A survey on natural language processing (nlp) and applications in insurance
Ly, Antoine, Uthayasooriyar, Benno, Wang, Tingting
Text is the most widely used means of communication today. This data is abundant but nevertheless complex to exploit within algorithms. For years, scientists have been trying to implement different techniques that enable computers to replicate some mechanisms of human reading. During the past five years, research disrupted the capacity of the algorithms to unleash the value of text data. It brings today, many opportunities for the insurance industry.Understanding those methods and, above all, knowing how to apply them is a major challenge and key to unleash the value of text data that have been stored for many years.

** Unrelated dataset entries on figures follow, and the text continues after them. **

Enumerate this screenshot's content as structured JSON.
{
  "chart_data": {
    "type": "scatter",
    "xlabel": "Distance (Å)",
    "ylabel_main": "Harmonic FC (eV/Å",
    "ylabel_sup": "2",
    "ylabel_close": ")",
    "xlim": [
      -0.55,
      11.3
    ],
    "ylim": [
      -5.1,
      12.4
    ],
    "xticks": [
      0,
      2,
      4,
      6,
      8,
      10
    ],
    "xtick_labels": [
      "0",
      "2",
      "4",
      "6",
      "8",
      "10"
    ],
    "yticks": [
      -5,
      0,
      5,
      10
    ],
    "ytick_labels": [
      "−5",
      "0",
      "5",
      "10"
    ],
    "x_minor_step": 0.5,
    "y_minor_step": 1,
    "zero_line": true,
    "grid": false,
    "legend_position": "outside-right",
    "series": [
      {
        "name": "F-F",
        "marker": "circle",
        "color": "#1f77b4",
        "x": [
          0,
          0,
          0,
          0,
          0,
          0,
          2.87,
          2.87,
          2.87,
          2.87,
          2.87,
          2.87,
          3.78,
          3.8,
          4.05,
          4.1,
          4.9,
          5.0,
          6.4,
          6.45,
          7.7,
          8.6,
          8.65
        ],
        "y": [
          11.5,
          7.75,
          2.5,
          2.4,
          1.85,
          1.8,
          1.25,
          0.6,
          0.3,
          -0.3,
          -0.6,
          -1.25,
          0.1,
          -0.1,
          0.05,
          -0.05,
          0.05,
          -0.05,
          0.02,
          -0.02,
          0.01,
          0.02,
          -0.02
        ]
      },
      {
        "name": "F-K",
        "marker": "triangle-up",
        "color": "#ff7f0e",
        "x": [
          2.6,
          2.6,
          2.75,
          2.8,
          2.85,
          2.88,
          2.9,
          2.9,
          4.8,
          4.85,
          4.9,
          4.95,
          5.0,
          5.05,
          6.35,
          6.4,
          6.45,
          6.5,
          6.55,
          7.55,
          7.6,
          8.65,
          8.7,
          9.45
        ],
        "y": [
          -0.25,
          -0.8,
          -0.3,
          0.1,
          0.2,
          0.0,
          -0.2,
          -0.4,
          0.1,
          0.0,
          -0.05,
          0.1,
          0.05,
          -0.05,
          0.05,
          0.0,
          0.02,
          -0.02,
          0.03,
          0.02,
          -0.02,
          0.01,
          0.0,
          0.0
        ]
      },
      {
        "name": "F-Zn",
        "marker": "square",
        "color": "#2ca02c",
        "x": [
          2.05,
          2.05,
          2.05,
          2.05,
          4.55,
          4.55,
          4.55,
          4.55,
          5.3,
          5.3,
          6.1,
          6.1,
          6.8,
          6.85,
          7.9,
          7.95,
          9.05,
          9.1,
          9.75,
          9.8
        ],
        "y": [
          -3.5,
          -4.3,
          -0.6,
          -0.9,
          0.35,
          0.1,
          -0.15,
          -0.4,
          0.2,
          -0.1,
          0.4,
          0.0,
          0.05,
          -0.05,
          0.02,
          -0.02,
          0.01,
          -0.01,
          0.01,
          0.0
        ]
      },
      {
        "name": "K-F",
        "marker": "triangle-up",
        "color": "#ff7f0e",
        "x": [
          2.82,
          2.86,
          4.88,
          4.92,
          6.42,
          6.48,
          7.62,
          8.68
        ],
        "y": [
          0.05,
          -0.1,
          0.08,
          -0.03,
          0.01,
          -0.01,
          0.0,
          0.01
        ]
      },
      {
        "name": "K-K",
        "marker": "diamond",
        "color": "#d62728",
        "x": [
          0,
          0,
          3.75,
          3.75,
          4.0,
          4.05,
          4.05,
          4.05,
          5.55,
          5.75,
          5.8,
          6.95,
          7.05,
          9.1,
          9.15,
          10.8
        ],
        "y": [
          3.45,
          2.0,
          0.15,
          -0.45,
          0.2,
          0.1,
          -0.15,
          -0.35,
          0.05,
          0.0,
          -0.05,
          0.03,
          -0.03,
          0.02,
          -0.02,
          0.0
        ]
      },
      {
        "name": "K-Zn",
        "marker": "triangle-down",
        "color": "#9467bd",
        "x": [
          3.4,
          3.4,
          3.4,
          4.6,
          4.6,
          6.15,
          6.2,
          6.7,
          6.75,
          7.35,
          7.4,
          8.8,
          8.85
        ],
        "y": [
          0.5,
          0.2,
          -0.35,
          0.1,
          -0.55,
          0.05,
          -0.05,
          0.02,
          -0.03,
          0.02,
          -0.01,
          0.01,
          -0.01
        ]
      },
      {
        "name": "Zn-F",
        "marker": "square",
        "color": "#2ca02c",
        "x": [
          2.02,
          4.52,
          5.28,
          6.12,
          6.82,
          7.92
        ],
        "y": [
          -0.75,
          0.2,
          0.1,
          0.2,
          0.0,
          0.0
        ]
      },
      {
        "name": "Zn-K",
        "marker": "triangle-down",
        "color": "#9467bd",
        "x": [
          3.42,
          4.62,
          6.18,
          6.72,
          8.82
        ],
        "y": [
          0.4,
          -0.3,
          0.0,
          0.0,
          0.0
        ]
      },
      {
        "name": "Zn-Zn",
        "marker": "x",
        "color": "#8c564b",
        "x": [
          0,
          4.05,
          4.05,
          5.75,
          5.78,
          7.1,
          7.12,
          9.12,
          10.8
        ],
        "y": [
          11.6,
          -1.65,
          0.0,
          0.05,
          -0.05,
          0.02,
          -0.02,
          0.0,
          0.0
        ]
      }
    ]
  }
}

Processing language with computer brings many new opportunities especially in the insurance sector where reports are central in the information used by insurers. SCOR's Data Analytics team has been working on the implementation of innovative tools or products that enable the use of the latest research on text analysis. Understanding text mining techniques in insurance enhances the monitoring of the underwritten risks and many processes that finally benefit policyholders.This article proposes to explain opportunities that Natural Language Processing (NLP) are providing to insurance. It details different methods used today in practice traces back the story of them. We also illustrate the implementation of certain methods using open source libraries and python codes that we have developed to facilitate the use of these techniques.After giving a general overview on the evolution of text mining during the past few years,we share about how to conduct a full study with text mining and share some examples to serve those models into insurance products or services. Finally, we explained in more details every step that composes a Natural Language Processing study to ensure the reader can have a deep understanding on the implementation.